The change was announced as part of the Finance Minister's 2026-27 annual budget presentation. The government said it is amending laws "to promote manufacturing of electronic goods for a contract manufacturer" so that "mere ownership of machines by a foreign company does not lead to income or taxes on it." An accompanying budget document states: "Any income arising on account of providing capital goods, equipment or tooling to a contract manufacturer, being a company resident in India, is eligible for exemption."
Smartphone production is a central objective of Prime Minister Narendra Modi's industrial strategy. Multinational firms - most prominently Apple - had been pressing New Delhi for legal certainty that owning high-end assembly equipment in India would not create a so-called "business connection" that could expose foreign companies to income taxes on sales. Under the previous interpretation of Indian law, Apple feared that paying for machines used by its Indian contract manufacturers could be treated as creating such a taxable link, a concern that had steered its contract assemblers into buying expensive machinery themselves.
As a consequence of that uncertainty, contract manufacturers including Foxconn and Tata had invested billions of dollars to acquire the machines needed to produce iPhones in India. The new budget provision is intended to remove that obstacle by ensuring foreign ownership of capital goods in qualifying bonded facilities will not trigger income tax consequences in India for a limited period.
The exemption is limited in scope. It applies only to factories established in customs-bonded areas - zones that are technically treated as outside India's customs border. The government noted that if devices produced in those facilities are sold within India, import duties would still apply, meaning these bonded-area operations are structured to be export-oriented rather than primarily serving the domestic market.

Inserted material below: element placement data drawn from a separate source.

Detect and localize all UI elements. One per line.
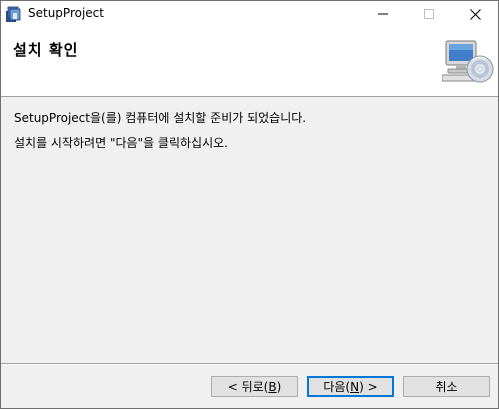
maximize-button[interactable]: [406, 1, 452, 27]
next-button-label-suffix: ) >: [359, 379, 378, 394]
footer-divider: [1, 363, 498, 365]
back-button-mnemonic: B: [268, 379, 277, 394]
title-bar[interactable]: SetupProject: [1, 1, 498, 27]
window-title: SetupProject: [28, 6, 104, 20]
next-button-label-prefix: 다음(: [323, 380, 351, 394]
page-title: 설치 확인: [13, 41, 79, 59]
setup-wizard-window: SetupProject 설치 확인 SetupProject을(를) 컴퓨터에…: [0, 0, 499, 409]
instruction-message: 설치를 시작하려면 "다음"을 클릭하십시오.: [14, 136, 228, 150]
minimize-button[interactable]: [360, 1, 406, 27]
back-button-label-suffix: ): [276, 379, 282, 394]
wizard-header: 설치 확인: [1, 27, 498, 97]
cancel-button-label: 취소: [435, 380, 458, 394]
next-button[interactable]: 다음(N) >: [307, 376, 394, 397]
computer-cd-icon: [442, 40, 494, 83]
ready-message: SetupProject을(를) 컴퓨터에 설치할 준비가 되었습니다.: [14, 111, 307, 125]
minimize-icon: [378, 13, 388, 15]
setup-app-icon: [6, 6, 21, 22]
back-button-label-prefix: < 뒤로(: [227, 380, 269, 394]
cancel-button[interactable]: 취소: [403, 376, 490, 397]
next-button-mnemonic: N: [350, 379, 360, 394]
back-button[interactable]: < 뒤로(B): [211, 376, 298, 397]
close-button[interactable]: [452, 1, 498, 27]
close-icon: [469, 8, 481, 20]
maximize-icon: [424, 9, 434, 19]
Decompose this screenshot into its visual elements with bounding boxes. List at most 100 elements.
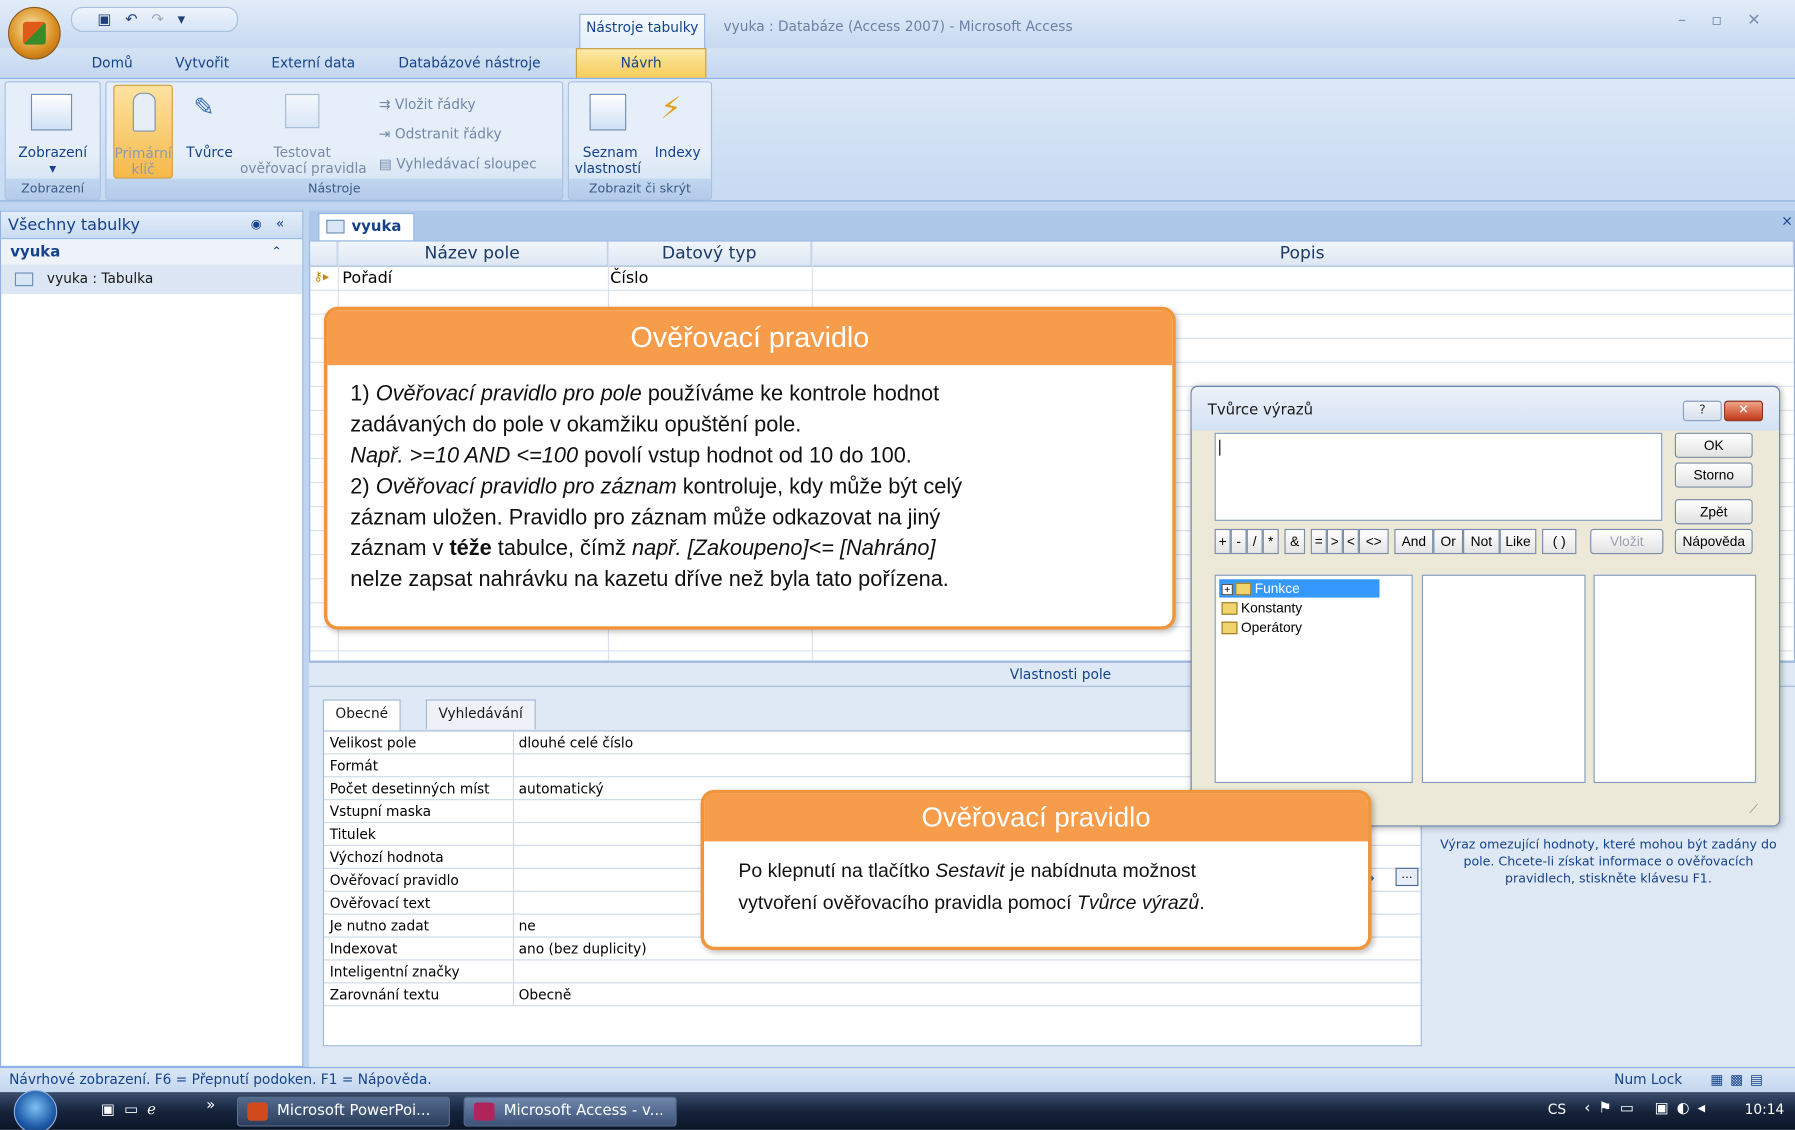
- expression-input[interactable]: [1214, 432, 1663, 521]
- dropdown-arrow-icon[interactable]: ▾: [6, 160, 100, 176]
- lookup-column-icon: ▤: [378, 155, 397, 172]
- op-concat-button[interactable]: &: [1284, 528, 1306, 555]
- data-type-cell[interactable]: Číslo: [610, 269, 648, 287]
- folder-icon: [1221, 602, 1238, 616]
- folder-tree: + Funkce Konstanty Operátory: [1214, 574, 1413, 784]
- primary-key-button[interactable]: Primární klíč: [113, 84, 173, 179]
- close-icon[interactable]: ✕: [1724, 400, 1763, 422]
- op-not-equal-button[interactable]: <>: [1358, 528, 1389, 555]
- vlozit-button[interactable]: Vložit: [1590, 528, 1664, 555]
- undo-icon[interactable]: ↶: [125, 11, 137, 28]
- quick-launch-icons[interactable]: ▣▭ℯ: [101, 1101, 165, 1118]
- prop-value[interactable]: ano (bez duplicity): [519, 941, 647, 957]
- status-text: Návrhové zobrazení. F6 = Přepnutí podoke…: [9, 1071, 432, 1088]
- op-divide-button[interactable]: /: [1246, 528, 1263, 555]
- vyhledavaci-sloupec-button[interactable]: ▤ Vyhledávací sloupec: [379, 156, 537, 172]
- language-indicator[interactable]: CS: [1548, 1101, 1566, 1117]
- chevron-up-icon[interactable]: ⌃: [271, 244, 282, 259]
- tree-item-konstanty[interactable]: Konstanty: [1221, 599, 1412, 616]
- tab-databazove-nastroje[interactable]: Databázové nástroje: [398, 55, 540, 71]
- nav-collapse-icon[interactable]: «: [276, 215, 284, 231]
- ok-button[interactable]: OK: [1674, 432, 1753, 458]
- storno-button[interactable]: Storno: [1674, 462, 1753, 488]
- op-minus-button[interactable]: -: [1230, 528, 1247, 555]
- tab-vytvorit[interactable]: Vytvořit: [175, 55, 229, 71]
- resize-grip-icon[interactable]: ⟋: [1749, 801, 1758, 817]
- op-parentheses-button[interactable]: ( ): [1542, 528, 1577, 555]
- op-plus-button[interactable]: +: [1214, 528, 1231, 555]
- zpet-button[interactable]: Zpět: [1674, 499, 1753, 525]
- op-greater-button[interactable]: >: [1326, 528, 1343, 555]
- ribbon-tabs: Domů Vytvořit Externí data Databázové ná…: [0, 48, 1795, 78]
- middle-list[interactable]: [1421, 574, 1586, 784]
- redo-icon[interactable]: ↷: [151, 11, 163, 28]
- view-switch-icons[interactable]: ▦▩▤: [1710, 1072, 1770, 1088]
- app-window: ▣ ↶ ↷ ▾ Nástroje tabulky vyuka : Databáz…: [0, 0, 1795, 1130]
- seznam-vlastnosti-line2: vlastností: [574, 160, 642, 177]
- group-label: Zobrazení: [5, 178, 100, 200]
- table-icon: [326, 219, 345, 234]
- nav-item-vyuka-tabulka[interactable]: vyuka : Tabulka: [1, 264, 303, 295]
- op-equal-button[interactable]: =: [1310, 528, 1327, 555]
- odstranit-radky-button[interactable]: ⇥ Odstranit řádky: [379, 126, 502, 142]
- overflow-chevron-icon[interactable]: »: [206, 1097, 215, 1114]
- prop-label: Indexovat: [329, 941, 398, 958]
- tab-vyhledavani[interactable]: Vyhledávání: [425, 699, 536, 730]
- help-button[interactable]: ?: [1682, 400, 1722, 422]
- op-multiply-button[interactable]: *: [1262, 528, 1279, 555]
- odstranit-radky-label: Odstranit řádky: [394, 125, 502, 142]
- prop-value[interactable]: automatický: [519, 781, 604, 797]
- vlozit-radky-button[interactable]: ⇉ Vložit řádky: [379, 96, 476, 112]
- doc-tab-vyuka[interactable]: vyuka: [318, 212, 415, 241]
- nav-item-label: vyuka : Tabulka: [46, 270, 154, 287]
- tree-item-label: Funkce: [1254, 580, 1300, 597]
- right-list[interactable]: [1593, 574, 1757, 784]
- prop-row[interactable]: Inteligentní značky: [323, 960, 1421, 984]
- zobrazeni-button[interactable]: Zobrazení: [6, 144, 100, 160]
- close-doc-icon[interactable]: ×: [1781, 213, 1793, 229]
- op-or-button[interactable]: Or: [1433, 528, 1464, 555]
- table-icon: [14, 271, 34, 286]
- taskbar-item-powerpoint[interactable]: Microsoft PowerPoi...: [236, 1096, 450, 1127]
- nav-header[interactable]: Všechny tabulky ◉ «: [1, 211, 303, 240]
- taskbar-item-access[interactable]: Microsoft Access - v...: [463, 1096, 677, 1127]
- start-button[interactable]: [13, 1089, 58, 1130]
- nav-group-vyuka[interactable]: vyuka ⌃: [1, 239, 303, 265]
- field-name-cell[interactable]: Pořadí: [342, 269, 392, 287]
- expand-icon[interactable]: +: [1221, 583, 1233, 596]
- tree-item-label: Konstanty: [1240, 599, 1303, 616]
- customize-icon[interactable]: ▾: [178, 11, 185, 28]
- indexy-button[interactable]: Indexy: [651, 144, 704, 160]
- tab-externi-data[interactable]: Externí data: [271, 55, 355, 71]
- prop-row[interactable]: Zarovnání textu Obecně: [323, 983, 1421, 1007]
- tab-obecne[interactable]: Obecné: [322, 699, 401, 731]
- office-button[interactable]: [8, 6, 61, 60]
- tree-item-operatory[interactable]: Operátory: [1221, 619, 1412, 635]
- window-controls[interactable]: –▫✕: [1678, 11, 1786, 29]
- testovat-button[interactable]: Testovat: [262, 144, 342, 160]
- callout-validation-rule: Ověřovací pravidlo 1) Ověřovací pravidlo…: [323, 306, 1176, 630]
- prop-value[interactable]: Obecně: [519, 987, 572, 1003]
- op-and-button[interactable]: And: [1394, 528, 1434, 555]
- nav-dropdown-icon[interactable]: ◉: [251, 216, 262, 231]
- tab-navrh[interactable]: Návrh: [575, 48, 707, 78]
- build-button[interactable]: …: [1395, 867, 1419, 887]
- group-label: Nástroje: [106, 178, 563, 200]
- save-icon[interactable]: ▣: [97, 11, 111, 28]
- prop-label: Formát: [329, 757, 379, 774]
- primary-key-label-2: klíč: [131, 161, 155, 178]
- table-row[interactable]: ⚷▸ Pořadí Číslo: [310, 267, 1794, 291]
- prop-value[interactable]: ne: [519, 918, 536, 934]
- tvurce-button[interactable]: Tvůrce: [180, 144, 240, 160]
- numlock-indicator: Num Lock: [1614, 1071, 1683, 1088]
- tray-icons[interactable]: ‹⚑▭ ▣◐◂: [1584, 1100, 1713, 1117]
- row-selector-header: [310, 241, 338, 267]
- tab-domu[interactable]: Domů: [92, 55, 133, 71]
- op-like-button[interactable]: Like: [1499, 528, 1537, 555]
- seznam-vlastnosti-button[interactable]: Seznam: [578, 144, 642, 160]
- op-not-button[interactable]: Not: [1463, 528, 1500, 555]
- prop-value[interactable]: dlouhé celé číslo: [519, 735, 634, 751]
- op-less-button[interactable]: <: [1342, 528, 1359, 555]
- napoveda-button[interactable]: Nápověda: [1674, 528, 1753, 555]
- tree-item-funkce[interactable]: + Funkce: [1219, 579, 1380, 598]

Industry and legal advisers welcomed the clarification. Shankey Agrawal, a partner at Mumbai-based BMR Legal, said the measure "removes a key deal-breaking risk for electronics manufacturing in India" and added that it would support "faster scale-up and greater confidence for global electronics players to manufacture in India." Apple did not immediately respond to a request for comment.
The move arrives as Apple ramps up assembly in India as part of a broader diversification away from China. Data cited in the budget materials indicate that iPhone market share in India has doubled to 8% since 2022. Globally, China still accounts for 75% of iPhone shipments, but India's portion has also grown markedly - quadrupling to 25% of global iPhone shipments since 2022.

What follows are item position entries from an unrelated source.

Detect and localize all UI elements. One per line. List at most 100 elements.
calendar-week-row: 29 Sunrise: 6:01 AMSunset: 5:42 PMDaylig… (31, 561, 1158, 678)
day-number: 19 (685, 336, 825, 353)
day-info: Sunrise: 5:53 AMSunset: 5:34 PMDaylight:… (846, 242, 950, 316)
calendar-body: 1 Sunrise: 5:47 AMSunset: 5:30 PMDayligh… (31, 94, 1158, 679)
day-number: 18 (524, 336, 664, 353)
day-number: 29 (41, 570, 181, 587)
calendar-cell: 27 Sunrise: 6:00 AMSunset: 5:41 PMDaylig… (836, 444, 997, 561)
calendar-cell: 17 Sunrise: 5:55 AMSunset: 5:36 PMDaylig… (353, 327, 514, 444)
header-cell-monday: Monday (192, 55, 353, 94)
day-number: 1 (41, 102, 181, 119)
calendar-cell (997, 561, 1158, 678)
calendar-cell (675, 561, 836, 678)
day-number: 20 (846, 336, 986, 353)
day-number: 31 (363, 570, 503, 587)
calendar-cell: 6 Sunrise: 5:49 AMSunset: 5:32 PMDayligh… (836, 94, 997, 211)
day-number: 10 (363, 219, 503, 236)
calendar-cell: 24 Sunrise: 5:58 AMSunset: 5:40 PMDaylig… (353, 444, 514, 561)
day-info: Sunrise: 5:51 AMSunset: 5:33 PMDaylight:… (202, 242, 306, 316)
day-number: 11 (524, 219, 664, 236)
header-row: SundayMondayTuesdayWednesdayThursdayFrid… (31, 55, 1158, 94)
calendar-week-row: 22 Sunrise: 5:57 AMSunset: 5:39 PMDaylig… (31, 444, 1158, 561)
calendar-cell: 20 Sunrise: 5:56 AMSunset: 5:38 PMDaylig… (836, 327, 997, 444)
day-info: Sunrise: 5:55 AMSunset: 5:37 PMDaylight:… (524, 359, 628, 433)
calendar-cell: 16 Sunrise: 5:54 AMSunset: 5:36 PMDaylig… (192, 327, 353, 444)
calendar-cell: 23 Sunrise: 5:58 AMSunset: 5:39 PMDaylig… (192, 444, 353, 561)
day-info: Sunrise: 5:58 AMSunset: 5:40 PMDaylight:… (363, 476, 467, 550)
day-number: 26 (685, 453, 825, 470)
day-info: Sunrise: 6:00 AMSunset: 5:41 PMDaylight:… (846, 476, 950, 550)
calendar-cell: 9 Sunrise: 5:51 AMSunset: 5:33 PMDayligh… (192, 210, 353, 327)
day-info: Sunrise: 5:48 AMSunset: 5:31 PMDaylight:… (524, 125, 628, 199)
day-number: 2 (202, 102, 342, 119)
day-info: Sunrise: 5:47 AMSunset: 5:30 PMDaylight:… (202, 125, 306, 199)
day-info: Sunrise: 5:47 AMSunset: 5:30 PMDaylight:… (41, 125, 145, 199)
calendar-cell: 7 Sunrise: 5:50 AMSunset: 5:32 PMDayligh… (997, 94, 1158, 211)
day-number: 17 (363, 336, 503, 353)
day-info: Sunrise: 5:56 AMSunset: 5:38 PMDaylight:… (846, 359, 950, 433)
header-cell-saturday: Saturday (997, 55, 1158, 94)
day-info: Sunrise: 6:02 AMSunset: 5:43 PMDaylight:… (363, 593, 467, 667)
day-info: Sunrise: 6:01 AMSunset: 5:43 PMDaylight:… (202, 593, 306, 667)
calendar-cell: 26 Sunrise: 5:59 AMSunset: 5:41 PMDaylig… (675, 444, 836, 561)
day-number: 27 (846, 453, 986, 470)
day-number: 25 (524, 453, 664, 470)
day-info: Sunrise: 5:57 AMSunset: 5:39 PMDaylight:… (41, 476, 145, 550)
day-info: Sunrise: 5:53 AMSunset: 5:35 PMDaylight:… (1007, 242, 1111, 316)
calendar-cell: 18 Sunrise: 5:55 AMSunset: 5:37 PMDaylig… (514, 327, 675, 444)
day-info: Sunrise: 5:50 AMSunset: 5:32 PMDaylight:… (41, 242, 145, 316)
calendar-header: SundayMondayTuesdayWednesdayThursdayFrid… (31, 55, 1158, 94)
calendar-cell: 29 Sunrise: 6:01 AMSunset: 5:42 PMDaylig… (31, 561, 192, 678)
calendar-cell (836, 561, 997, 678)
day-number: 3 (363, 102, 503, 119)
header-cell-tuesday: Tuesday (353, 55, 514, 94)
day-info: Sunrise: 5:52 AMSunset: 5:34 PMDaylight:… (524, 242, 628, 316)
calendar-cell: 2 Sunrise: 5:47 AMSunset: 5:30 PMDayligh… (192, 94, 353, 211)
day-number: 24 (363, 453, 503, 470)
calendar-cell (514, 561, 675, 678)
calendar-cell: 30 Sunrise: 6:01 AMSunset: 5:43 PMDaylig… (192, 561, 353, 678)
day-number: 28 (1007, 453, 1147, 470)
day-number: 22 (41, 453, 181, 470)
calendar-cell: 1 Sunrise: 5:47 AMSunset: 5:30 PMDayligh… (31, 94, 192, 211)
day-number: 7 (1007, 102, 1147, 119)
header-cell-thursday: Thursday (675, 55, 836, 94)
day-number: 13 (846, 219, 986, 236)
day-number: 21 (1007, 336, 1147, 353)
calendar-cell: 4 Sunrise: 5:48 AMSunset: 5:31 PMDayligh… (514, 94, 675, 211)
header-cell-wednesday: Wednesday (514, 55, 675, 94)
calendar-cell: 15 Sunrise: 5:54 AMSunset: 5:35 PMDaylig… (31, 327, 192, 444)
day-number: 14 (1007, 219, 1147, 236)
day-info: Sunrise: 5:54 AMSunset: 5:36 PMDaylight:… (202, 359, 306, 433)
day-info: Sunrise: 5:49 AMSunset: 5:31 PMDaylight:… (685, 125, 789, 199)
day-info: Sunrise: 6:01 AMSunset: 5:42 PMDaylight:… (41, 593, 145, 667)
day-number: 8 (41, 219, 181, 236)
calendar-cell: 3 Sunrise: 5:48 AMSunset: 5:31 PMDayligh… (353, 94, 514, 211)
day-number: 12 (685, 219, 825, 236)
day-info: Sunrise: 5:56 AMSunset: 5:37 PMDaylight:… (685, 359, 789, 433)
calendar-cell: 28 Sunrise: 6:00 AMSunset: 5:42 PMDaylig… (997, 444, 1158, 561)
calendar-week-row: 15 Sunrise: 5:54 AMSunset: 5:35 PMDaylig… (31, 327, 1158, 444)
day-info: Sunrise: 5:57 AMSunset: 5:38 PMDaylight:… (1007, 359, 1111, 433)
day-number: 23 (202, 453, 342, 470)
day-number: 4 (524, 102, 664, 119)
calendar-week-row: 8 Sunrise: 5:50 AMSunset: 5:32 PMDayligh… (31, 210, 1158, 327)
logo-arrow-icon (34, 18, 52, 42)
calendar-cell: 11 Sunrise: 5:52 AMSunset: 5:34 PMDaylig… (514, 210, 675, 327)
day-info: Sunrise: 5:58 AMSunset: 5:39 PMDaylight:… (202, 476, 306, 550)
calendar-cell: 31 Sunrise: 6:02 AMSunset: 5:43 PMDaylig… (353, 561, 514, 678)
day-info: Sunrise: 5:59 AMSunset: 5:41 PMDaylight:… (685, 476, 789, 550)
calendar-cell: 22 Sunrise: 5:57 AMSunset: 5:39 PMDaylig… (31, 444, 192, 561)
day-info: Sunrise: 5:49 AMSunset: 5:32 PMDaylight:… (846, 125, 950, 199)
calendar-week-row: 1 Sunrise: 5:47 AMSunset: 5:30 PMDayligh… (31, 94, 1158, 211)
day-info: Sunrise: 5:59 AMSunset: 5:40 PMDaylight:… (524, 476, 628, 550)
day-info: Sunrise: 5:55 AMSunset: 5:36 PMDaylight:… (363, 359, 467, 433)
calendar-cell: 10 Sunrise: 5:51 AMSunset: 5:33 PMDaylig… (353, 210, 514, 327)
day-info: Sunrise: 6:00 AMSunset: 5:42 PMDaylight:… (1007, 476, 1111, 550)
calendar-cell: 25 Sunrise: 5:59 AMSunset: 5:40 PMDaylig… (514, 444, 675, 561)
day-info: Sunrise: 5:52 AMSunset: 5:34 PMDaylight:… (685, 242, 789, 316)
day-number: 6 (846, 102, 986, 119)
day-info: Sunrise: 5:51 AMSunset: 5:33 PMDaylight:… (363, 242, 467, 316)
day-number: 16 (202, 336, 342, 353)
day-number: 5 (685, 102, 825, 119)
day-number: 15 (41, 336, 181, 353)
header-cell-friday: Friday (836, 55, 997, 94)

Those figures and the budget language together underline the government's aim to make India a more attractive manufacturing base for high-value electronics, while balancing trade and tax rules through the use of customs-bonded zones and a time-bound exemption. The policy is explicitly limited by location and duration, and it preserves import taxes on devices moved into the domestic market from bonded facilities.
Implications for supply chains
By clarifying tax treatment for foreign-owned capital equipment in bonded zones, the budget change could lower one structural hurdle to faster factory scale-up and encourage global electronics companies to consider expanding or shifting production capacity into India - at least for export-oriented operations. The provision leaves in place customs and import tax mechanics that channel bonded-area production toward exports rather than domestic sales.